Notes: * (**/***) indicates that the probability is significantly different from the value in the group with random entry points (first bar) at the 10% (5%/1%) level, for farmers below and above the median predicted benefit of adoption, respectively. These figures include four of our treatment arms: Random with no demo (‘Random’), Random with demo (‘Demo’), Large with no demo (‘Large’), and SAO with no demo (‘SAO’). We omit two treatment arms (Large with demos and SAO with demos) for ease of interpretation.

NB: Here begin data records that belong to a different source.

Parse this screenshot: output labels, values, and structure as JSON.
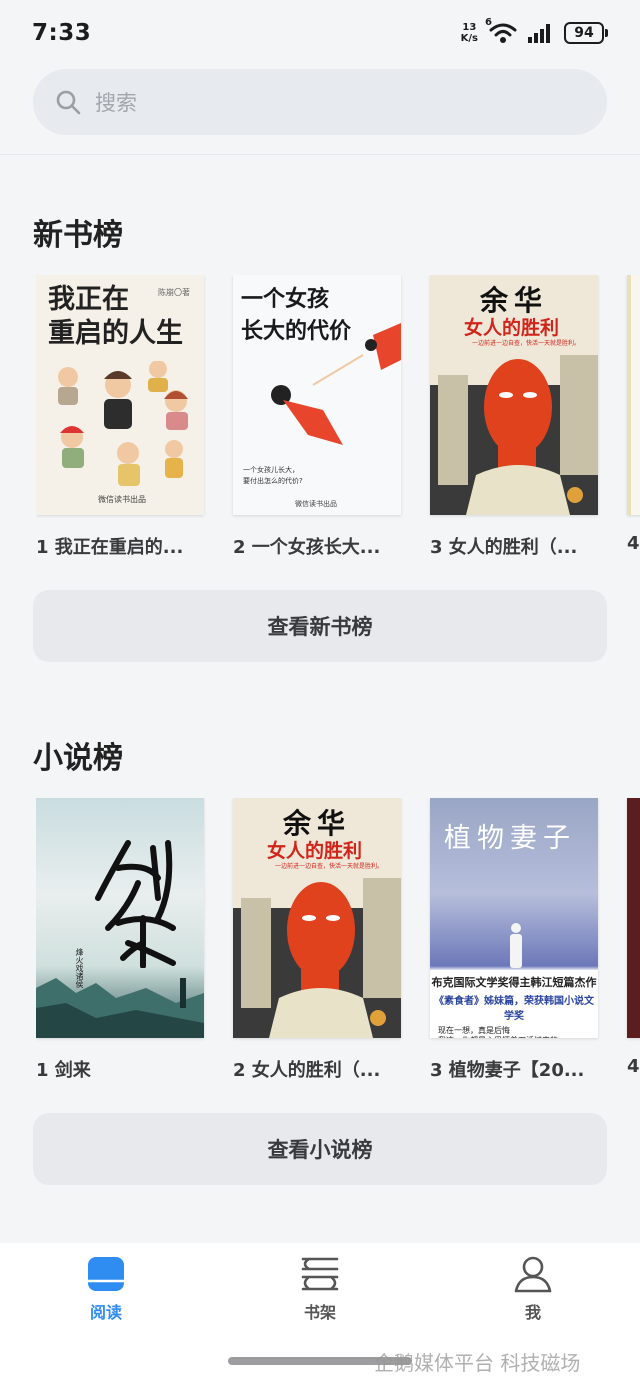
{
  "status_bar": {
    "time": "7:33",
    "net_speed_value": "13",
    "net_speed_unit": "K/s",
    "wifi_badge": "6",
    "battery": "94"
  },
  "search": {
    "placeholder": "搜索"
  },
  "sections": [
    {
      "title": "新书榜",
      "books": [
        {
          "caption": "1 我正在重启的...",
          "cover_title": "我正在\n重启的人生",
          "cover_author": "陈崩〇著",
          "cover_publisher": "微信读书出品"
        },
        {
          "caption": "2 一个女孩长大...",
          "cover_title": "一个女孩\n长大的代价",
          "cover_subtitle": "一个女孩儿长大，\n要付出怎么的代价?",
          "cover_publisher": "微信读书出品"
        },
        {
          "caption": "3 女人的胜利（...",
          "cover_author": "余华",
          "cover_title": "女人的胜利",
          "cover_slogan": "一边前进一边自查，快活一天就是胜利。"
        },
        {
          "caption": "4"
        }
      ],
      "button": "查看新书榜"
    },
    {
      "title": "小说榜",
      "books": [
        {
          "caption": "1 剑来",
          "cover_title": "剑来",
          "cover_author": "烽火戏诸侯"
        },
        {
          "caption": "2 女人的胜利（...",
          "cover_author": "余华",
          "cover_title": "女人的胜利",
          "cover_slogan": "一边前进一边自查，快活一天就是胜利。"
        },
        {
          "caption": "3 植物妻子【20...",
          "cover_title": "植物妻子",
          "cover_line1": "布克国际文学奖得主韩江短篇杰作",
          "cover_line2": "《素食者》姊妹篇，荣获韩国小说文学奖",
          "cover_line3": "现在一想，真是后悔\n我这一生都是心里怀着刀活过来的"
        },
        {
          "caption": "4"
        }
      ],
      "button": "查看小说榜"
    }
  ],
  "tabs": [
    {
      "label": "阅读",
      "icon": "book-icon",
      "active": true
    },
    {
      "label": "书架",
      "icon": "bookshelf-icon",
      "active": false
    },
    {
      "label": "我",
      "icon": "person-icon",
      "active": false
    }
  ],
  "watermark": "企鹅媒体平台 科技磁场",
  "colors": {
    "accent": "#2f8cf0",
    "background": "#f3f5f7",
    "cover_red": "#d1241b"
  }
}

There is a lot of evidence that networks are important for knowledge transmission, but there have been fewer studies that compare information cascades initiated by selecting entry points with alternative methods of spreading knowledge. Our study shows that inducing conversations – by randomly signalling through the placement of side-by-side demonstration plots that there is something to be learned from demonstrating farmers – can be just as effective as the method of seeding central farmers.
This is important because there may be contexts in which identifying entry points that are best positioned to spread information would be too costly or socially undesirable.
Future research on this approach to social learning could explore alternative ways of signalling to community members that there is something to be learned from demonstrating farmers, whether or not they are inside their social network.
Also, combining diffusion experiments with standard impact evaluations allows the researcher to estimate treatment effect heterogeneity, and use that to discover the diffusion strategies to reach the people most likely to benefit from an innovation, even without a strong prior on which observables drive the heterogeneity.
Beaman, L, A BenYishay, J Magruder, and M Mobarak (2018), “Can Network Theory-Based Targeting Increase Technology Adoption?”, ATAI working paper, CEGA, UC Berkeley.
Bridle, L, J Magruder, C McIntosh, and T Suri (2018), “Experimental Insights on the Constraints to Agricultural Technology Adoption”, ATAI working paper, CEGA, UC Berkeley.
Chernozhukov, V, M Demirer, E Duflo, and I Fernandez-Val (2018), “Generic machine learning inference on heterogenous treatment effects in randomized experiments”, technical report, NBER.
Dar, M, A de Janvry, K Emerick, E Kelley, and E Sadoulet (2019), “Endogenous Information Sharing and the Gains from Using Network Information to Maximize Technology Adoption”, working paper, Economics Department, Tufts University.
Goyal, A, and J Nash (2016), Reaping richer returns: Public spending priorities for African agriculture productivity growth, World Bank Group.